Anyone who has tried online dating has undoubtedly encountered a catfish of some kind; there’s even a whole MTV show about it. But, for those who have yet to experience catfishing (congratulations, by the way), it’s essentially the act of luring people into a relationship via fake profiles and fictional personas.

According to a recent survey by Infosecurity, catfishing has become a massive problem, with one in four dating sites reporting issues with fake profiles. The survey found that as many as 27% of dating app users have fallen victim to catfishing scams over the past year.

If a person refuses to meet in person, video call or asks for money, it’s usually a huge catfishing red flag. But, this phenomenon has also taken on a more inconspicuous and innocent cover. Known also as kittenfishing, people are presenting themselves in an unrealistically positive way in order to get more matches. Originally coined by Hinge, the classic signs of kittenfishing involve using outdated photos, lying about your height and even your hobbies and personality traits.

Tinder will let you verify your account

To help clap down on catfishing accounts, Tinder has announced a new feature that allows users to verify their profiles.
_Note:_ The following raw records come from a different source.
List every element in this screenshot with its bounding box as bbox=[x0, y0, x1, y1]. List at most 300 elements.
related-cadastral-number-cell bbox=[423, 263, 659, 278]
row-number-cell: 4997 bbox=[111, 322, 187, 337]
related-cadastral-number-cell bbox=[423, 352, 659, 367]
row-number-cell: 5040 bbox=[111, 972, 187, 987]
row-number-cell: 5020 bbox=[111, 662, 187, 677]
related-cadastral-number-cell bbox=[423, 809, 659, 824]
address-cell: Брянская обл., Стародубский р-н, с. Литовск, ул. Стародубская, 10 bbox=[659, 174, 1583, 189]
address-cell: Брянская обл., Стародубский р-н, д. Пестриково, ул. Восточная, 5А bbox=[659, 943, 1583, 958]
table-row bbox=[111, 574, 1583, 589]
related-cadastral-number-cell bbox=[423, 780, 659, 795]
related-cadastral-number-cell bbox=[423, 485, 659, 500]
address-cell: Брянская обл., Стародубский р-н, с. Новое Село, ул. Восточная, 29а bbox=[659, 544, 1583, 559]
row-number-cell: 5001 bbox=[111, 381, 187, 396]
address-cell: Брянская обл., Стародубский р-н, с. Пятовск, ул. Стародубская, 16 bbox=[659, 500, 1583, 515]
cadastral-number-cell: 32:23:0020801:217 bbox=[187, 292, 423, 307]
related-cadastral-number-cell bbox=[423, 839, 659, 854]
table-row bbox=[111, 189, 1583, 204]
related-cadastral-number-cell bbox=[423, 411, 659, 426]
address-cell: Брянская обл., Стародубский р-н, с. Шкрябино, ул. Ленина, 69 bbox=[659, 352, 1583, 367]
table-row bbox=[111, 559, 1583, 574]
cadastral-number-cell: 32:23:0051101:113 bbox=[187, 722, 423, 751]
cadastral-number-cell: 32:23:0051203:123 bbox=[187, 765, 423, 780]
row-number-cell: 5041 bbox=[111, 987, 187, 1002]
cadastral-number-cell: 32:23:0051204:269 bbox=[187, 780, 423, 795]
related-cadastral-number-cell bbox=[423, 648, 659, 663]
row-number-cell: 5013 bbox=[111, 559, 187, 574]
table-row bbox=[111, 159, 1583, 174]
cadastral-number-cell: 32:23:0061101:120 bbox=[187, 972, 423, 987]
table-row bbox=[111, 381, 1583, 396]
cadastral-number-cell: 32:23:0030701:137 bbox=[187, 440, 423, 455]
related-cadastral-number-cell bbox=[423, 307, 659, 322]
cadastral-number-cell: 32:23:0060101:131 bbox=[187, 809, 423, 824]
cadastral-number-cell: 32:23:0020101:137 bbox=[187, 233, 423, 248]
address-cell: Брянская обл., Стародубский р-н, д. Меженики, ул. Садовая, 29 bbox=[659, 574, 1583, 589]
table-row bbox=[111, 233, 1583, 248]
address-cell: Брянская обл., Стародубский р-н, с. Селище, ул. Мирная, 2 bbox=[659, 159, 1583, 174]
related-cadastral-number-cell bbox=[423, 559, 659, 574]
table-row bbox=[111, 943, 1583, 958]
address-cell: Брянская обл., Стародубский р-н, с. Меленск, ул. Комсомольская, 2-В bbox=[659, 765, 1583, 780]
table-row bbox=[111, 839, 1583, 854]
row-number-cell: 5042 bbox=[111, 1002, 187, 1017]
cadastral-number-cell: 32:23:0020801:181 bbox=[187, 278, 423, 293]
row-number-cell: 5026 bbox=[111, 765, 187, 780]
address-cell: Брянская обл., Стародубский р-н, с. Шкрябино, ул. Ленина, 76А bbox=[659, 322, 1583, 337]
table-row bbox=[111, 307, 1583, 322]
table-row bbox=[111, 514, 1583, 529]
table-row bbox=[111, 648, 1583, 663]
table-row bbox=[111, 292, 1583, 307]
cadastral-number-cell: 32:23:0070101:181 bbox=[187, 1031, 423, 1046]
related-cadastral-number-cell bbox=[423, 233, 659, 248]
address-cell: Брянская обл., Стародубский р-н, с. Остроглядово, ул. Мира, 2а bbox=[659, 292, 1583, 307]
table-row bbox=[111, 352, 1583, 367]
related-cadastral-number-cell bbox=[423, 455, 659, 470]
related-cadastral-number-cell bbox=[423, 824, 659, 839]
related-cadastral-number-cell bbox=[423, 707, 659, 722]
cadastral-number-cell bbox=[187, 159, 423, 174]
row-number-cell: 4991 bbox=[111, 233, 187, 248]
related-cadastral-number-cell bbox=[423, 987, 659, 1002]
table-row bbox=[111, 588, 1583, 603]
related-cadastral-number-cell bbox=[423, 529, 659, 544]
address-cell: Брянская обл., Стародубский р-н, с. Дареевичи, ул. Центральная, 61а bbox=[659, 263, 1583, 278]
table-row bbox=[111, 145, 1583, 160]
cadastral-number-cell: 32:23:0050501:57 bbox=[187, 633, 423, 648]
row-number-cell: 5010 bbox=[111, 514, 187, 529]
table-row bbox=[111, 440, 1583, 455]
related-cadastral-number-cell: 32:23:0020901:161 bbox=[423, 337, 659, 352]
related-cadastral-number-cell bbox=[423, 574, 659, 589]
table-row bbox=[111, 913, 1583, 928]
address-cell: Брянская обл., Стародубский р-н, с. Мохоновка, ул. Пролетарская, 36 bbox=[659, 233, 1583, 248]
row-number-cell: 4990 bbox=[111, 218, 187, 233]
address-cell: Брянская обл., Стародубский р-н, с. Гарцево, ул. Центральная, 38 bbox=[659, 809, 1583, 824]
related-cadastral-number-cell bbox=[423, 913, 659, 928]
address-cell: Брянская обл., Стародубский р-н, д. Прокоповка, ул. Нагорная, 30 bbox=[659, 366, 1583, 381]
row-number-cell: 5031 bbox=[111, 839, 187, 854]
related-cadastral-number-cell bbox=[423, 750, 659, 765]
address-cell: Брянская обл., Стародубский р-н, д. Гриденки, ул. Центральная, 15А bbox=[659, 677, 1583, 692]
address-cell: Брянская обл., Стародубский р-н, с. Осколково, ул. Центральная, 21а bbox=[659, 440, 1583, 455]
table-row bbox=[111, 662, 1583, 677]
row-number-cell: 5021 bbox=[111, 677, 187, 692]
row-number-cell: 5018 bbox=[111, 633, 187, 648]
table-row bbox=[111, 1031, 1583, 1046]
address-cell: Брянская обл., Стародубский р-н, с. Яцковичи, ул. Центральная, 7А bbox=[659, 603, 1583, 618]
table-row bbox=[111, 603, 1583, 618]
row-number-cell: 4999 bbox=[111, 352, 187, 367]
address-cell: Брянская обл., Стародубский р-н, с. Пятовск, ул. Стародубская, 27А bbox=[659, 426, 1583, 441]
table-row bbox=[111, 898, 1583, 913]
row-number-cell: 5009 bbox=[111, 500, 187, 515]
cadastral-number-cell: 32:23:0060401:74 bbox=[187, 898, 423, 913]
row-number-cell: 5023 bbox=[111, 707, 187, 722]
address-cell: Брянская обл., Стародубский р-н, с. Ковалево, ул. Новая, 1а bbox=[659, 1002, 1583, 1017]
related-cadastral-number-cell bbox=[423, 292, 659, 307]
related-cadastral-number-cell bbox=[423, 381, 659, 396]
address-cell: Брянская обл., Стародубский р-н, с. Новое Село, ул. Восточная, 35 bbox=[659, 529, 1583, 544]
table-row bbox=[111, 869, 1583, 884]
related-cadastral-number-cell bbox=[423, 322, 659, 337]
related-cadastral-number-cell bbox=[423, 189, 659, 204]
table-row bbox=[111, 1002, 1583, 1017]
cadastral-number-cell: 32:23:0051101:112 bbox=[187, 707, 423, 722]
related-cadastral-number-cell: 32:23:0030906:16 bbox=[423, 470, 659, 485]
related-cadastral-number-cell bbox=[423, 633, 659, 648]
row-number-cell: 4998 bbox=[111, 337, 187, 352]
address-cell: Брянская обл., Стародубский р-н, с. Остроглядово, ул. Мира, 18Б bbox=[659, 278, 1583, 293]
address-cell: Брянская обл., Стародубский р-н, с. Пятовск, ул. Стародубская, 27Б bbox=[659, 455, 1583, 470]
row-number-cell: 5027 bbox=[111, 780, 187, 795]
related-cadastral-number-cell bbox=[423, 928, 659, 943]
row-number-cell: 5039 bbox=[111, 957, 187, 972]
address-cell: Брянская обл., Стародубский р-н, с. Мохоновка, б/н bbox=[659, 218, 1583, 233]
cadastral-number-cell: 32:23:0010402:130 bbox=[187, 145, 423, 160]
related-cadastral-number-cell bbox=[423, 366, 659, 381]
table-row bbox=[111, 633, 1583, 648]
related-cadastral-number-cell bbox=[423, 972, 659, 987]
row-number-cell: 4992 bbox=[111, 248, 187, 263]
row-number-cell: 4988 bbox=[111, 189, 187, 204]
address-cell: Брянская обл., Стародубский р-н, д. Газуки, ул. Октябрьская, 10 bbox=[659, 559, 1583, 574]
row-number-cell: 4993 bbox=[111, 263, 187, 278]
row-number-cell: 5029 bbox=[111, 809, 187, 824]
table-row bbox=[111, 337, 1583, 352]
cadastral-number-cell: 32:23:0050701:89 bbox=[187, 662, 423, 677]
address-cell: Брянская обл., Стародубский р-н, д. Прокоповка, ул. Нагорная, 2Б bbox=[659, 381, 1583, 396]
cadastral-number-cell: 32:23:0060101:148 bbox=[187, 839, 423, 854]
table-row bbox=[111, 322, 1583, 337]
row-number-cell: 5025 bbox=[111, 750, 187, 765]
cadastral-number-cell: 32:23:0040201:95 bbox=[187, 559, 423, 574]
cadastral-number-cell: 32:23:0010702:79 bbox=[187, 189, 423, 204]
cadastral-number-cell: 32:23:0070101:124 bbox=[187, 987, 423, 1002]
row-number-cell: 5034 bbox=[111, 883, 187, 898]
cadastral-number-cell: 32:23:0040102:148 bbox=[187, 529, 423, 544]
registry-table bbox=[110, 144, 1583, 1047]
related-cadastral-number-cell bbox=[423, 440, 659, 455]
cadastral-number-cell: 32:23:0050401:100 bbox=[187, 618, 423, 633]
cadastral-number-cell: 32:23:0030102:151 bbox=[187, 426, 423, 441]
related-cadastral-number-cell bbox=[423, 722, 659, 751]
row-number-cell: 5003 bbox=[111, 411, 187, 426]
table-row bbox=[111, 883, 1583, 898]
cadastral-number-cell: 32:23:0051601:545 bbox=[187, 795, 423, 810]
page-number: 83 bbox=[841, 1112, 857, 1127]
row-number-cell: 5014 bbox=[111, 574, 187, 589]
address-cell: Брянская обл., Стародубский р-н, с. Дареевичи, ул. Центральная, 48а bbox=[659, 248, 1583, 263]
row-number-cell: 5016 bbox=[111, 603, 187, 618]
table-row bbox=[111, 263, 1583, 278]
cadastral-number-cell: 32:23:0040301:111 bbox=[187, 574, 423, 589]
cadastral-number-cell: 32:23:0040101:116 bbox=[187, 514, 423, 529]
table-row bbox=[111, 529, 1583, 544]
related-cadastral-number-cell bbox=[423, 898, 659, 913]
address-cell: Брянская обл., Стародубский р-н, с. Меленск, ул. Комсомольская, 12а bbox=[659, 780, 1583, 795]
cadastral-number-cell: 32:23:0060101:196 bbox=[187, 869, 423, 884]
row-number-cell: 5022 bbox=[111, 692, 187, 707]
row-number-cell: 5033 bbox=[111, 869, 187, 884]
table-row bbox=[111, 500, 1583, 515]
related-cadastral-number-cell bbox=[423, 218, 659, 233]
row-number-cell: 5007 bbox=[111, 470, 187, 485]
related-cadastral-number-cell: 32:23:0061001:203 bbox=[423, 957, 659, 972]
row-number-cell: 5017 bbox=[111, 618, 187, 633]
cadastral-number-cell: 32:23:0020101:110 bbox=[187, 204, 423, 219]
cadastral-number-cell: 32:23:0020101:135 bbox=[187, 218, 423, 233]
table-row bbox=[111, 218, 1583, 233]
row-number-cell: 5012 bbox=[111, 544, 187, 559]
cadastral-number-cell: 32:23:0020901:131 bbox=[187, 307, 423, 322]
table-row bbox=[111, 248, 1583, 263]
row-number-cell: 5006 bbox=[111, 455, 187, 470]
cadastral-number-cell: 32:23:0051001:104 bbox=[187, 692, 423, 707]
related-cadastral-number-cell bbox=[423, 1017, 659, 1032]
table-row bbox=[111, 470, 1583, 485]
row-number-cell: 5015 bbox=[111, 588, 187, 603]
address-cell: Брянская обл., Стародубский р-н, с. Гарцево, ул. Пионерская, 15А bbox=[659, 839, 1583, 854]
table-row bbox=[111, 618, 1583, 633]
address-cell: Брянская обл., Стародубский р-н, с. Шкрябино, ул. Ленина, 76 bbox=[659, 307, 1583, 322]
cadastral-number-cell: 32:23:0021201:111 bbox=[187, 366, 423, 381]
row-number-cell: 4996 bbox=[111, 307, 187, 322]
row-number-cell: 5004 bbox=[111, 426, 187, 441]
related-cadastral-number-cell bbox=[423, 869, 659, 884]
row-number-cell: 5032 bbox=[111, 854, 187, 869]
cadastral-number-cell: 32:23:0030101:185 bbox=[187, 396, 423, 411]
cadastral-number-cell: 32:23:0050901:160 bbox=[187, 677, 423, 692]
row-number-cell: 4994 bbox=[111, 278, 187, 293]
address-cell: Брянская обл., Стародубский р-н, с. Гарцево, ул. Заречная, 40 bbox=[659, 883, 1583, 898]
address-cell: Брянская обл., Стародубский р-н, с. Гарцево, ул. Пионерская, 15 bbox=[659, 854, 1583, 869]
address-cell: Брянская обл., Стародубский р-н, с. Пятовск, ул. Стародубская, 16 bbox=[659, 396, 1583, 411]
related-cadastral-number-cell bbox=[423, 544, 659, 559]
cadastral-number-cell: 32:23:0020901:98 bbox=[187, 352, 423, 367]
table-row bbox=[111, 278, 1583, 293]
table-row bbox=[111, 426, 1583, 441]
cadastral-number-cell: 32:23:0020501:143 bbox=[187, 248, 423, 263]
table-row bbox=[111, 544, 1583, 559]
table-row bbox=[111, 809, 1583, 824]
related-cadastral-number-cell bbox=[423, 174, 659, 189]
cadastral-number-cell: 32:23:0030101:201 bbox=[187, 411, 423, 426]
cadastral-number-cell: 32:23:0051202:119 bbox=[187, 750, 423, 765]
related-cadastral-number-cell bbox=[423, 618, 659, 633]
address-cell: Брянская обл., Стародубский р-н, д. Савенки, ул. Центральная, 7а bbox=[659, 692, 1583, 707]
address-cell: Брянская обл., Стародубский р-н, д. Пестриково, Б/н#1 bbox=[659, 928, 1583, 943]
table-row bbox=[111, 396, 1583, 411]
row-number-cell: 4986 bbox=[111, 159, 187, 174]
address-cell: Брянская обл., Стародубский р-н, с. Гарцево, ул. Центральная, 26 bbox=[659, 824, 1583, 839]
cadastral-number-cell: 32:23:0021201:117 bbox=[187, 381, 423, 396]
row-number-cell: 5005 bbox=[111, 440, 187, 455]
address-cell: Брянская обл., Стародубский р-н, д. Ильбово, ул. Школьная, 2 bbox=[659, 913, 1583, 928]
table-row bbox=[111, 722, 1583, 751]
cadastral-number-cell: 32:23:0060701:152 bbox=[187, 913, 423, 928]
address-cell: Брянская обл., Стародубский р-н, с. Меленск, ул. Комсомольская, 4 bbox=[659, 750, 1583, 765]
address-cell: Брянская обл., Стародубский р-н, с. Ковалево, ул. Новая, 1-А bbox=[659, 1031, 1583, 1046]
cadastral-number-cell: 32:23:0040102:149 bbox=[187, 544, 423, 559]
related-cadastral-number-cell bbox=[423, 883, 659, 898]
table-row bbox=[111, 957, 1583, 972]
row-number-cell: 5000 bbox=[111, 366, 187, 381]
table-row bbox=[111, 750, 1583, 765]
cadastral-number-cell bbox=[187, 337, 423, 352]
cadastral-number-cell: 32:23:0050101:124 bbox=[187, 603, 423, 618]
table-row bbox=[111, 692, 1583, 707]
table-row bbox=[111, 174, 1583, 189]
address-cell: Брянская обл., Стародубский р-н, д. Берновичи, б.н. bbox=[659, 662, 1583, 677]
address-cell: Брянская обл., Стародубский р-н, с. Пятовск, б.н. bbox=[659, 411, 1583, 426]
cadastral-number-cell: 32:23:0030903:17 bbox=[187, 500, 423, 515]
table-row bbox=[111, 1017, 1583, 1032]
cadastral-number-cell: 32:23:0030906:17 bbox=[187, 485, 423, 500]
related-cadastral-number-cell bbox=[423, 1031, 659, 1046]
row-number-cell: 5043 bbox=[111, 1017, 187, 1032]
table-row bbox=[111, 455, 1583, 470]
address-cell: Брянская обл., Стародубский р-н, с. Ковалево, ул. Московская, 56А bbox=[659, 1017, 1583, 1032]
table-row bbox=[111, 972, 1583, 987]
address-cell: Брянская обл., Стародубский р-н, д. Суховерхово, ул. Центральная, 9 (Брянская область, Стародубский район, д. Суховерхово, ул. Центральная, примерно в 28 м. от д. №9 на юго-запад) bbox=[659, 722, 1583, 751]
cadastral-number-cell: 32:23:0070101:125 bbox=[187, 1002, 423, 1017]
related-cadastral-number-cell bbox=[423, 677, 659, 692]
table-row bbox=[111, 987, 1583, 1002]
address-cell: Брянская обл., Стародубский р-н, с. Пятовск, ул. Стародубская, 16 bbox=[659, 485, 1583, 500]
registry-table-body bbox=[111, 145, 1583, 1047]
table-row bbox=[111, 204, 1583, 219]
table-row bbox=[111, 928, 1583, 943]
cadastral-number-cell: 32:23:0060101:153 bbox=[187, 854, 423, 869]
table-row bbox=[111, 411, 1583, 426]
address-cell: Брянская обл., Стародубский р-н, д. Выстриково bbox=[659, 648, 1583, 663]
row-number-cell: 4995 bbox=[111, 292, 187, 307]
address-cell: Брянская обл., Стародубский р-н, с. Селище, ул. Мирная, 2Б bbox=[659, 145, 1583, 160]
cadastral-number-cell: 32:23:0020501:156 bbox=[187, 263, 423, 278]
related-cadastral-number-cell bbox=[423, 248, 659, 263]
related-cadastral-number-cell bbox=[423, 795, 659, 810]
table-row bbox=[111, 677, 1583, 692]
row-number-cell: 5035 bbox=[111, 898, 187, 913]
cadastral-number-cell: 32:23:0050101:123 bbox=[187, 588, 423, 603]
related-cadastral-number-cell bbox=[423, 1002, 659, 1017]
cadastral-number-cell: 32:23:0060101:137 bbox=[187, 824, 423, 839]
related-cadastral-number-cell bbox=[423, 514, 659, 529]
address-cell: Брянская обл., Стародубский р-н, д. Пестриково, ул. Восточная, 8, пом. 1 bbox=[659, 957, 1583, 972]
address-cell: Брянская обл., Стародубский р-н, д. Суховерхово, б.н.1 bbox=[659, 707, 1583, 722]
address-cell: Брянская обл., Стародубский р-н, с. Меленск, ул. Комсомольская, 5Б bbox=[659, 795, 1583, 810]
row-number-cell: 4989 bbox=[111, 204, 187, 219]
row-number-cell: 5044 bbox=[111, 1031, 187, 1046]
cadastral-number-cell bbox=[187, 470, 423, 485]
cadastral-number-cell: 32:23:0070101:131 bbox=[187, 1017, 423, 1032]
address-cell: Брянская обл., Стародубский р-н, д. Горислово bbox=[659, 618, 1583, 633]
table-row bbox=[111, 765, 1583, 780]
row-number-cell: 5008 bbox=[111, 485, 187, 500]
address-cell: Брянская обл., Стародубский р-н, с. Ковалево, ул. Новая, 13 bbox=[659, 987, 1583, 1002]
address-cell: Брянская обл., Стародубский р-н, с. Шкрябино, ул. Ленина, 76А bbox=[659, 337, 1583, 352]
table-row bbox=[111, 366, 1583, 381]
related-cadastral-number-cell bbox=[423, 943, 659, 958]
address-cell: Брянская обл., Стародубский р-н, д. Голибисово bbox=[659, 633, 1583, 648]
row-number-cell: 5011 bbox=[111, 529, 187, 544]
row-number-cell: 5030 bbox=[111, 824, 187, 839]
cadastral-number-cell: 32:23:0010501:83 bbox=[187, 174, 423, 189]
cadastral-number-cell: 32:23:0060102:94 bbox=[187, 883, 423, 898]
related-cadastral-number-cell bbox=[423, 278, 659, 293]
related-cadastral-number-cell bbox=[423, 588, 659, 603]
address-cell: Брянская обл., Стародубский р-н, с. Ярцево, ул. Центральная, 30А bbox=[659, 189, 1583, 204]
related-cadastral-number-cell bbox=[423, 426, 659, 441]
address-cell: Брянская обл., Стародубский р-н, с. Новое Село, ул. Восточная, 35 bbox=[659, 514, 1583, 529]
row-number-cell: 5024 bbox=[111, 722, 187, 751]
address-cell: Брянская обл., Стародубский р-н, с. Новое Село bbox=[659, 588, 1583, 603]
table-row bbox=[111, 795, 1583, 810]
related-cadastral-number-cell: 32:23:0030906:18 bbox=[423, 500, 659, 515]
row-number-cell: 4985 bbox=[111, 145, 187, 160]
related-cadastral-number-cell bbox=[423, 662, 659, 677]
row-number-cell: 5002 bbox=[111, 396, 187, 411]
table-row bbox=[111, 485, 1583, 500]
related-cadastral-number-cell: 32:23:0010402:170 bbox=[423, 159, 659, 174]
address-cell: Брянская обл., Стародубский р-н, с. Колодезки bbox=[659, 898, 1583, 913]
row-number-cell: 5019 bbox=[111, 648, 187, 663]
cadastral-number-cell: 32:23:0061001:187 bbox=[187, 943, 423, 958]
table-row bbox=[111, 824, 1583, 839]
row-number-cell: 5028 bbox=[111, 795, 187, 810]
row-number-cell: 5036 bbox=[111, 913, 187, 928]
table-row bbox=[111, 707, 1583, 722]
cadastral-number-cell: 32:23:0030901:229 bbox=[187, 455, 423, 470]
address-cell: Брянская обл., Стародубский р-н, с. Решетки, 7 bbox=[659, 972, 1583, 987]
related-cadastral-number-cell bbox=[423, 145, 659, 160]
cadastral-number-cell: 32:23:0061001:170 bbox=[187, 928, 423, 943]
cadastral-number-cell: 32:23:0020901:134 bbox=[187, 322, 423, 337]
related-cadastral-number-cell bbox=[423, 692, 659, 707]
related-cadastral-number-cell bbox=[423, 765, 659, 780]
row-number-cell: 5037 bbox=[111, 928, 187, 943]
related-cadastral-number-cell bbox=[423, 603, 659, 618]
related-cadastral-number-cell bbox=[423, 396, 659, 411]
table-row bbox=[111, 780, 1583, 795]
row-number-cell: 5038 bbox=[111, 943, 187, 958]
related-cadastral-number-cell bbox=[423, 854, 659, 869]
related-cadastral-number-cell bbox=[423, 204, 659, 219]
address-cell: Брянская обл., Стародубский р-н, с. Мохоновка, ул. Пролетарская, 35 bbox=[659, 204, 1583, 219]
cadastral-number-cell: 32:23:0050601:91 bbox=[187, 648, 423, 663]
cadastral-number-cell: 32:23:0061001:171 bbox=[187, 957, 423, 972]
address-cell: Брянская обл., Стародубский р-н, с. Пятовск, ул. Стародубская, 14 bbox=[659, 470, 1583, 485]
Over the next few months, the dating app will roll out its ID verification system all over the world, a feature that was previously only active in Japan. The new feature will be voluntary, except in countries that require ID verification by law. Users will be allowed to verify their account by uploading a copy of their driver’s licence or passport, and in return, they will receive a Twitter-style verification tick.

Rory Kozoll, Head of Trust & Safety Product at Tinder, revealed: ‘We know one of the most valuable things Tinder can do to make members feel safe is to give them more confidence that their matches are authentic and more control over who they interact with.’

And we hope all our members worldwide will see the benefits of interacting with people who have gone through our ID verification process. We look forward to a day when as many people as possible are verified on Tinder.